After tea, one of the boys came and got the plate, and then they went back out to play as it was still summer. It must have been just after six o'clock when my Dad came home, as I'd heard the opening music of the six o'clock news on television just before I heard the key in the lock. Fortunately, the bathroom wasn't as cold as it was in winter but I was still cold after standing there, hardly moving, all day. As the front door opened, the torture for me was the sun shining down the lobby, and the sound of children playing out in the street. Why couldn't I be one of those normal kids who got to spend the long summer days playing rounders and hopscotch or skipping in the street? What was wrong with me?

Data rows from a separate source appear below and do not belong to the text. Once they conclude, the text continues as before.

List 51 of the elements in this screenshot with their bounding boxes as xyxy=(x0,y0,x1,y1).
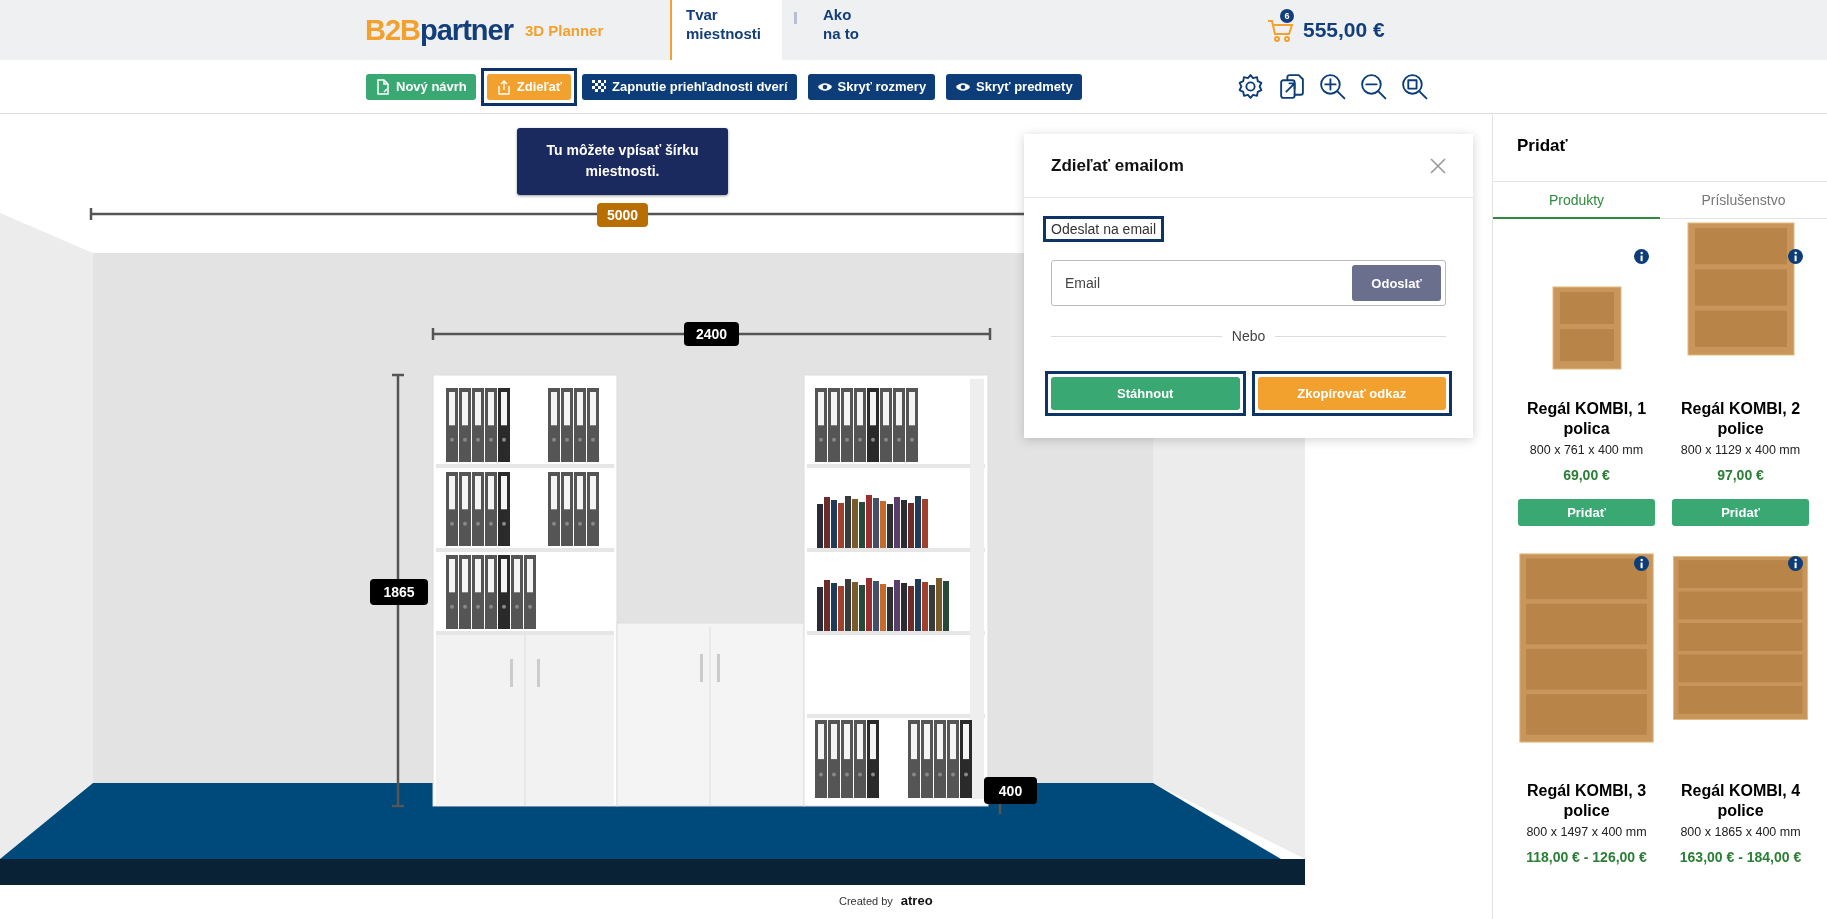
panel-title: Pridať xyxy=(1493,114,1827,182)
zoom-fit-icon[interactable] xyxy=(1400,72,1429,101)
zoom-out-icon[interactable] xyxy=(1359,72,1388,101)
product-size: 800 x 1865 x 400 mm xyxy=(1680,825,1801,839)
product-name[interactable]: Regál KOMBI, 2 police xyxy=(1665,399,1816,439)
section-label: Odeslat na email xyxy=(1043,216,1165,242)
send-button[interactable]: Odoslať xyxy=(1352,265,1441,301)
product-price: 163,00 € - 184,00 € xyxy=(1679,848,1802,867)
credit-label: Created by xyxy=(839,895,893,907)
product-name: 3D Planner xyxy=(524,21,604,39)
hint-tooltip: Tu môžete vpísať šírku miestnosti. xyxy=(517,128,728,195)
cart-count-badge: 6 xyxy=(1280,9,1294,23)
dimension-label[interactable]: 1865 xyxy=(370,579,428,605)
brand-logo[interactable]: B2Bpartner xyxy=(365,13,513,47)
product-price: 118,00 € - 126,00 € xyxy=(1526,848,1647,867)
panel-tab[interactable]: Produkty xyxy=(1493,182,1660,219)
header-tab[interactable]: Tvar miestnosti xyxy=(670,0,782,60)
product-name[interactable]: Regál KOMBI, 3 police xyxy=(1511,781,1662,821)
dimension-label[interactable]: 400 xyxy=(984,777,1037,804)
settings-icon[interactable] xyxy=(1236,72,1265,101)
panel-tab[interactable]: Príslušenstvo xyxy=(1660,182,1827,219)
brand-link[interactable]: atreo xyxy=(900,893,933,910)
share-icon xyxy=(495,78,512,95)
info-icon[interactable] xyxy=(1634,249,1649,264)
toolbar-button[interactable]: Skryť predmety xyxy=(946,73,1082,100)
product-size: 800 x 1497 x 400 mm xyxy=(1526,825,1647,839)
info-icon[interactable] xyxy=(1788,249,1803,264)
toolbar-button[interactable]: Zapnutie priehľadnosti dverí xyxy=(582,73,797,100)
bookshelf-image[interactable] xyxy=(1550,285,1623,371)
export-icon[interactable] xyxy=(1277,72,1306,101)
zoom-in-icon[interactable] xyxy=(1318,72,1347,101)
header-tab[interactable]: Ako na to xyxy=(807,0,877,60)
close-icon[interactable] xyxy=(1430,157,1446,174)
dimension-label[interactable]: 2400 xyxy=(684,322,739,346)
product-price: 69,00 € xyxy=(1563,466,1610,485)
product-size: 800 x 761 x 400 mm xyxy=(1529,443,1644,457)
toolbar-button[interactable]: Skryť rozmery xyxy=(807,73,936,100)
new-document-icon xyxy=(375,78,391,95)
product-size: 800 x 1129 x 400 mm xyxy=(1680,443,1801,457)
separator-label: Nebo xyxy=(1231,328,1266,344)
cart-total[interactable]: 555,00 € xyxy=(1303,18,1385,42)
dimension-label[interactable]: 5000 xyxy=(597,203,648,227)
checkerboard-icon xyxy=(591,78,607,95)
email-field[interactable]: Email Odoslať xyxy=(1051,260,1446,306)
info-icon[interactable] xyxy=(1788,556,1803,571)
dialog-title: Zdieľať emailom xyxy=(1051,155,1184,176)
product-name[interactable]: Regál KOMBI, 1 polica xyxy=(1511,399,1662,439)
furniture-drawing[interactable] xyxy=(432,374,989,807)
product-price: 97,00 € xyxy=(1717,466,1764,485)
product-name[interactable]: Regál KOMBI, 4 police xyxy=(1665,781,1816,821)
info-icon[interactable] xyxy=(1634,556,1649,571)
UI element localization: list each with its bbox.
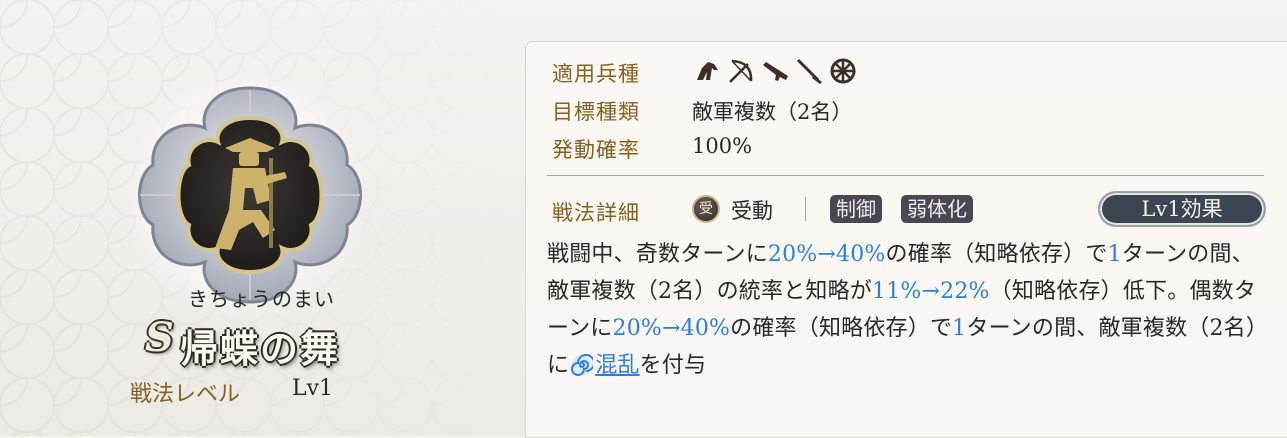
desc-value: 11%→22% [872,279,990,304]
passive-icon: 受 [692,195,720,223]
desc-text: 戦闘中、奇数ターンに [547,242,768,267]
bow-icon [726,56,756,86]
unit-types-icons [692,56,858,86]
confusion-icon [571,354,594,376]
skill-level-value: Lv1 [292,376,334,401]
desc-value: 1 [952,316,967,341]
desc-value: 20%→40% [767,242,886,267]
target-type-value: 敵軍複数（2名） [692,100,853,124]
tag-debuff: 弱体化 [901,195,973,223]
desc-text: の確率（知略依存）で [885,242,1108,267]
desc-value: 20%→40% [612,316,731,341]
gun-icon [760,56,790,86]
skill-name: 帰蝶の舞 [180,326,341,371]
spear-icon [794,56,824,86]
activation-rate-value: 100% [692,134,753,158]
skill-emblem-icon [138,86,362,304]
siege-wheel-icon [828,56,858,86]
desc-value: 1 [1107,242,1122,267]
target-type-label: 目標種類 [552,100,640,124]
skill-description: 戦闘中、奇数ターンに20%→40%の確率（知略依存）で1ターンの間、敵軍複数（2… [547,236,1262,384]
unit-types-label: 適用兵種 [552,62,640,86]
desc-text: の確率（知略依存）で [730,316,953,341]
tag-control: 制御 [830,195,882,223]
skill-detail-label: 戦法詳細 [552,201,640,225]
confusion-status-link[interactable]: 混乱 [595,353,639,378]
skill-furigana: きちょうのまい [188,287,335,311]
activation-rate-label: 発動確率 [552,138,640,162]
skill-type-label: 受動 [731,199,773,223]
detail-separator [805,197,806,221]
rank-badge: S [145,314,174,361]
desc-text: を付与 [639,353,707,378]
panel-divider [547,175,1264,176]
skill-level-label: 戦法レベル [130,382,241,407]
level-effect-button[interactable]: Lv1効果 [1098,191,1266,227]
cavalry-icon [692,56,722,86]
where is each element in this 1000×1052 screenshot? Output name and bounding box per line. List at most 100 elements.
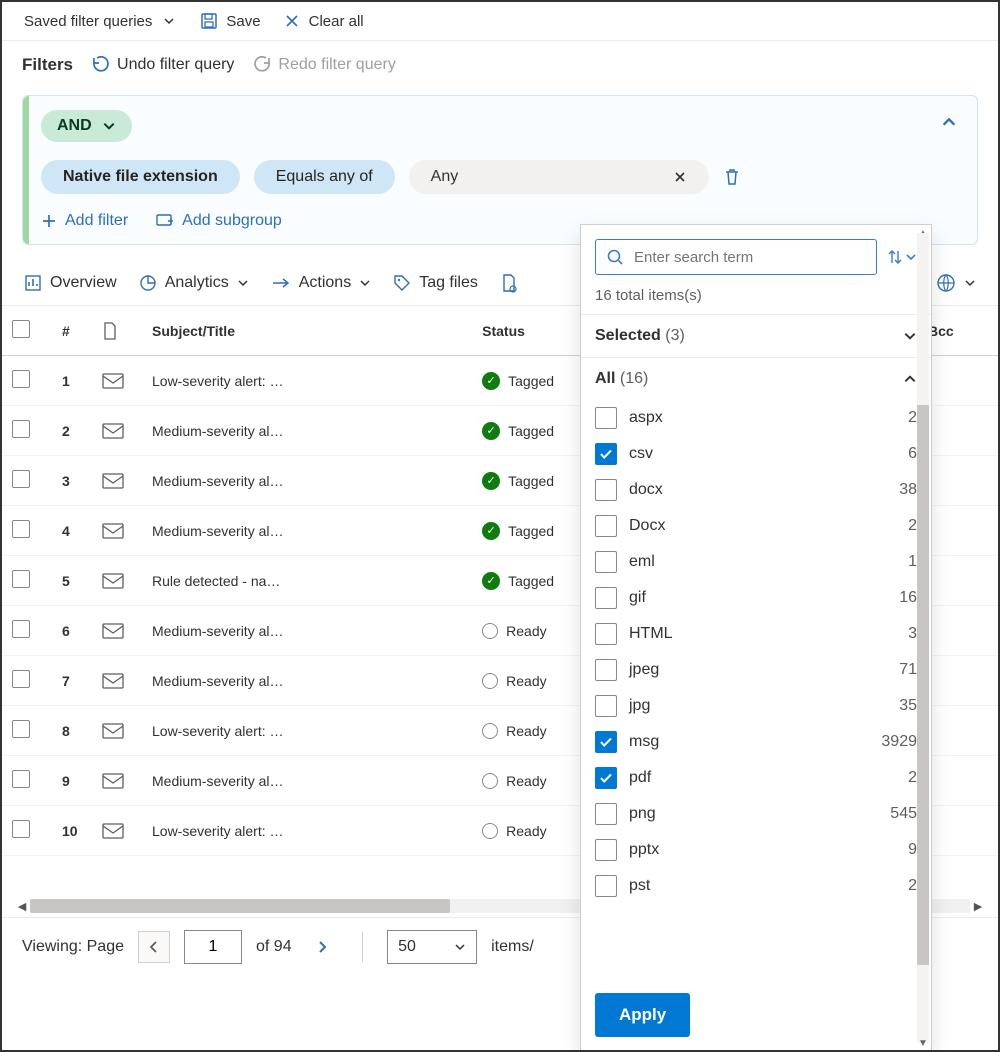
clear-value-icon[interactable] — [673, 170, 687, 184]
next-page-button[interactable] — [306, 931, 338, 963]
dropdown-item[interactable]: pptx 9 — [595, 832, 917, 868]
tag-icon — [393, 274, 411, 292]
item-checkbox[interactable] — [595, 659, 617, 681]
item-checkbox[interactable] — [595, 623, 617, 645]
page-size-value: 50 — [398, 938, 416, 956]
clear-all-label: Clear all — [309, 13, 364, 30]
row-checkbox[interactable] — [12, 770, 30, 788]
dropdown-item[interactable]: docx 38 — [595, 472, 917, 508]
sort-button[interactable] — [887, 248, 917, 266]
field-pill[interactable]: Native file extension — [41, 160, 240, 194]
overview-button[interactable]: Overview — [24, 274, 117, 292]
dropdown-item[interactable]: jpeg 71 — [595, 652, 917, 688]
field-label: Native file extension — [63, 168, 218, 185]
row-checkbox[interactable] — [12, 420, 30, 438]
row-num: 10 — [52, 806, 92, 856]
all-section-toggle[interactable]: All (16) — [581, 358, 931, 400]
mail-icon — [92, 406, 142, 456]
and-operator-pill[interactable]: AND — [41, 110, 132, 142]
dropdown-item[interactable]: aspx 2 — [595, 400, 917, 436]
dropdown-item[interactable]: jpg 35 — [595, 688, 917, 724]
row-subject: Rule detected - na… — [142, 556, 472, 606]
chevron-down-icon — [964, 277, 976, 289]
scroll-left-arrow[interactable]: ◄ — [14, 898, 30, 914]
dropdown-item[interactable]: pst 2 — [595, 868, 917, 904]
item-checkbox[interactable] — [595, 551, 617, 573]
item-checkbox[interactable] — [595, 767, 617, 789]
item-checkbox[interactable] — [595, 587, 617, 609]
chevron-down-icon — [237, 277, 249, 289]
scroll-thumb[interactable] — [30, 899, 450, 913]
add-subgroup-button[interactable]: Add subgroup — [156, 212, 282, 230]
scroll-right-arrow[interactable]: ► — [970, 898, 986, 914]
row-checkbox[interactable] — [12, 620, 30, 638]
value-pill[interactable]: Any — [409, 160, 709, 194]
dd-scroll-thumb[interactable] — [917, 405, 929, 965]
dropdown-item[interactable]: eml 1 — [595, 544, 917, 580]
item-count: 1 — [908, 553, 917, 571]
row-checkbox[interactable] — [12, 820, 30, 838]
item-checkbox[interactable] — [595, 695, 617, 717]
undo-filter-button[interactable]: Undo filter query — [91, 55, 234, 75]
row-checkbox[interactable] — [12, 470, 30, 488]
tag-files-button[interactable]: Tag files — [393, 274, 478, 292]
filters-title: Filters — [22, 55, 73, 75]
dropdown-item[interactable]: png 545 — [595, 796, 917, 832]
dropdown-item[interactable]: HTML 3 — [595, 616, 917, 652]
actions-dropdown[interactable]: Actions — [271, 274, 371, 292]
dropdown-item[interactable]: csv 6 — [595, 436, 917, 472]
row-checkbox[interactable] — [12, 720, 30, 738]
dropdown-item[interactable]: gif 16 — [595, 580, 917, 616]
mail-icon — [92, 456, 142, 506]
row-subject: Low-severity alert: … — [142, 806, 472, 856]
item-label: msg — [629, 733, 659, 751]
item-checkbox[interactable] — [595, 875, 617, 897]
viewing-label: Viewing: Page — [22, 938, 124, 956]
scroll-down-arrow[interactable]: ▼ — [917, 1037, 929, 1049]
undo-label: Undo filter query — [117, 56, 234, 74]
search-input-wrap[interactable] — [595, 239, 877, 275]
operator-pill[interactable]: Equals any of — [254, 160, 395, 194]
subgroup-icon — [156, 213, 174, 229]
saved-filter-queries-dropdown[interactable]: Saved filter queries — [24, 12, 178, 30]
item-checkbox[interactable] — [595, 803, 617, 825]
item-checkbox[interactable] — [595, 407, 617, 429]
item-label: aspx — [629, 409, 663, 427]
globe-dropdown[interactable] — [936, 273, 976, 293]
dropdown-item[interactable]: pdf 2 — [595, 760, 917, 796]
collapse-group-button[interactable] — [941, 114, 957, 130]
col-type-icon[interactable] — [92, 306, 142, 356]
prev-page-button[interactable] — [138, 931, 170, 963]
chevron-down-icon — [903, 329, 917, 343]
save-button[interactable]: Save — [200, 12, 260, 30]
undo-icon — [91, 55, 111, 75]
item-checkbox[interactable] — [595, 479, 617, 501]
dropdown-item[interactable]: Docx 2 — [595, 508, 917, 544]
col-num[interactable]: # — [52, 306, 92, 356]
row-checkbox[interactable] — [12, 670, 30, 688]
row-checkbox[interactable] — [12, 370, 30, 388]
item-checkbox[interactable] — [595, 515, 617, 537]
page-size-select[interactable]: 50 — [387, 930, 477, 964]
analytics-dropdown[interactable]: Analytics — [139, 274, 249, 292]
row-checkbox[interactable] — [12, 570, 30, 588]
dropdown-item[interactable]: msg 3929 — [595, 724, 917, 760]
search-input[interactable] — [632, 248, 866, 267]
apply-button[interactable]: Apply — [595, 993, 690, 1037]
page-input[interactable] — [184, 930, 242, 964]
chevron-down-icon — [905, 251, 917, 263]
clear-all-button[interactable]: Clear all — [283, 12, 364, 30]
selected-section-toggle[interactable]: Selected (3) — [581, 315, 931, 358]
more-tool-button[interactable] — [500, 273, 518, 293]
select-all-checkbox[interactable] — [12, 320, 30, 338]
row-num: 4 — [52, 506, 92, 556]
item-label: jpeg — [629, 661, 659, 679]
row-checkbox[interactable] — [12, 520, 30, 538]
item-checkbox[interactable] — [595, 731, 617, 753]
col-subject[interactable]: Subject/Title — [142, 306, 472, 356]
analytics-icon — [139, 274, 157, 292]
item-checkbox[interactable] — [595, 443, 617, 465]
item-checkbox[interactable] — [595, 839, 617, 861]
add-filter-button[interactable]: Add filter — [41, 212, 128, 230]
delete-condition-button[interactable] — [723, 167, 741, 187]
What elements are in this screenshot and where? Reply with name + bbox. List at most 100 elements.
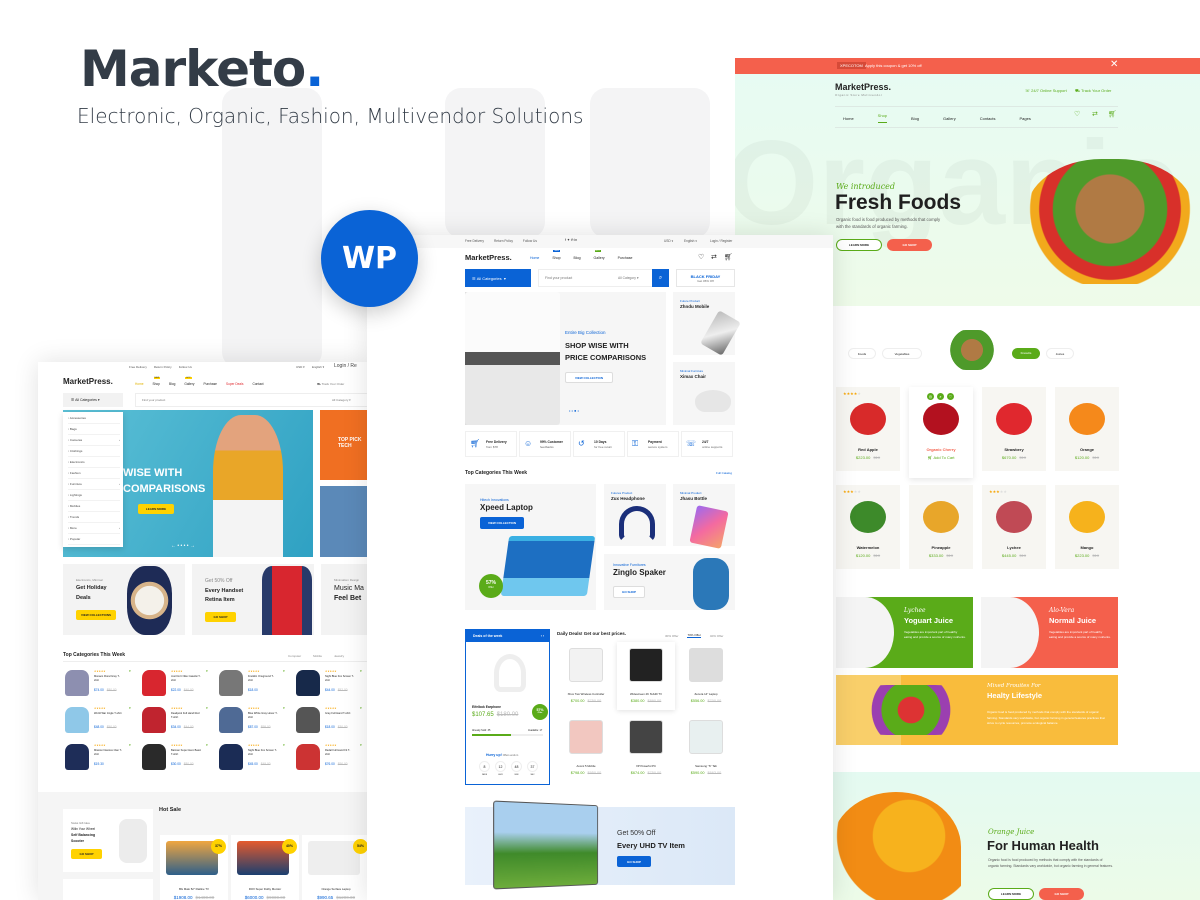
product-item[interactable]: ★★★★★ Gray Full Hand T-shirt $18.00 $30.00 ♥ [294,704,368,738]
learn-more-button[interactable]: LEARN MORE [836,239,882,251]
nav-item[interactable]: Contact [252,382,263,386]
wishlist-icon[interactable]: ♥ [129,669,131,673]
nav-item[interactable]: Pages [1020,116,1031,121]
login-link[interactable]: Login / Re [334,363,357,369]
product-item[interactable]: ★★★★★ Just Do It Nike Casefat T-shirt $22.… [140,667,214,701]
deal-product[interactable]: Axomi 5 Mobile $798.00 $950.00 [557,714,615,782]
nav-item[interactable]: Home [135,382,144,386]
hot-sale-item[interactable]: 54% Orange Surface Laptop $990.65 $1200.00 [302,835,368,900]
deal-product[interactable]: Xbox Two Wireless Controller $700.00 $750.… [557,642,615,710]
deal-product[interactable]: Widescreen 4K SUHD TV $380.00 $890.00 [617,642,675,710]
product-item[interactable]: ★★★★★ Mission Navioce Clan T-shirt $19.30 ♥ [63,741,137,775]
go-shop-button[interactable]: GO SHOP [887,239,932,251]
all-categories-button[interactable]: ☰ All Categories ▾ [63,393,123,407]
go-shop-button[interactable]: GO SHOP [617,856,651,867]
product-item[interactable]: ★★★★★ Blue White Gray Hover T-shirt $87.00… [217,704,291,738]
promo-card[interactable]: Get 50% Off Every Handset Retina Item GO SH… [192,564,314,635]
logo[interactable]: MarketPress. [63,377,113,386]
category-select[interactable]: All Category ▾ [332,398,351,402]
category-item[interactable]: ▫ Fashion [68,471,120,479]
nav-item[interactable]: Purchase [618,256,633,260]
wishlist-icon[interactable]: ♥ [129,743,131,747]
language-select[interactable]: English ▾ [684,239,697,243]
logo[interactable]: MarketPress. [835,82,891,92]
topbar-item[interactable]: Follow Us [179,365,192,369]
tab-jewelry[interactable]: Jewelry [334,654,344,658]
close-icon[interactable]: ✕ [1110,59,1118,70]
wishlist-icon[interactable]: ♥ [206,743,208,747]
nav-item[interactable]: Super Deals [226,382,244,386]
promo-ximax-chair[interactable]: Minimal Furniture Ximax Chair [673,362,735,425]
wishlist-icon[interactable]: ♥ [283,743,285,747]
topbar-item[interactable]: Free Delivery [465,239,484,243]
social-icons[interactable]: f ✦ ℗ in [565,238,577,242]
go-shop-button[interactable]: GO SHOP [71,849,102,859]
topbar-item[interactable]: Follow Us [523,239,537,243]
product-item[interactable]: ★★★★★ Night Blue Fox Screen T-shirt $45.00… [217,741,291,775]
product-item[interactable]: ★★★★★ World War Jingle T-shirt $48.00 $50.0… [63,704,137,738]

I heard my Dad's footsteps coming up the bare floorboards of the lobby. As I listened, my heart raced with fear. I heard him putting his postbag in the cupboard halfway up the hallway. Through the frosted glass window of the bathroom door I watched his shape getting larger as he came nearer, then I watched it disappear as he went into the living room, the television becoming momentarily louder as he opened the door. I heard the kettle whistling for his ritual cup of tea and I heard their voices. It was, at first, just a muffled sound but then Helen's voice got louder and louder as she screamed at my Dad about me. I heard my name being yelled out over and over again. I thought how strange it was that she only called me by my name when she was talking
about
me and never
to
me.
This argument was much the same as any I'd overheard while sitting in my bedroom and listening to every word. My bedroom was more of a boxroom than a bedroom, and its layout made it easy for me to listen in. Helen went on about how I was always being bad; how I wouldn't do as I was told; how I was cheeky to her. She said that she was at breaking point, and that her sons were missing out on things because she had all this extra work with me. I was lazy; I was insolent; I stole food and I wet the bed. All more work for her; all more work for poor, put-upon Helen. It always followed a pattern. After she had ranted, she would ask my Dad what he was going to do about me as she would claim she was at the end of her tether. I'd hear her say, 'I'm trying to be a good mum but she hates me!' and wondered how she could speak that way without the words choking her.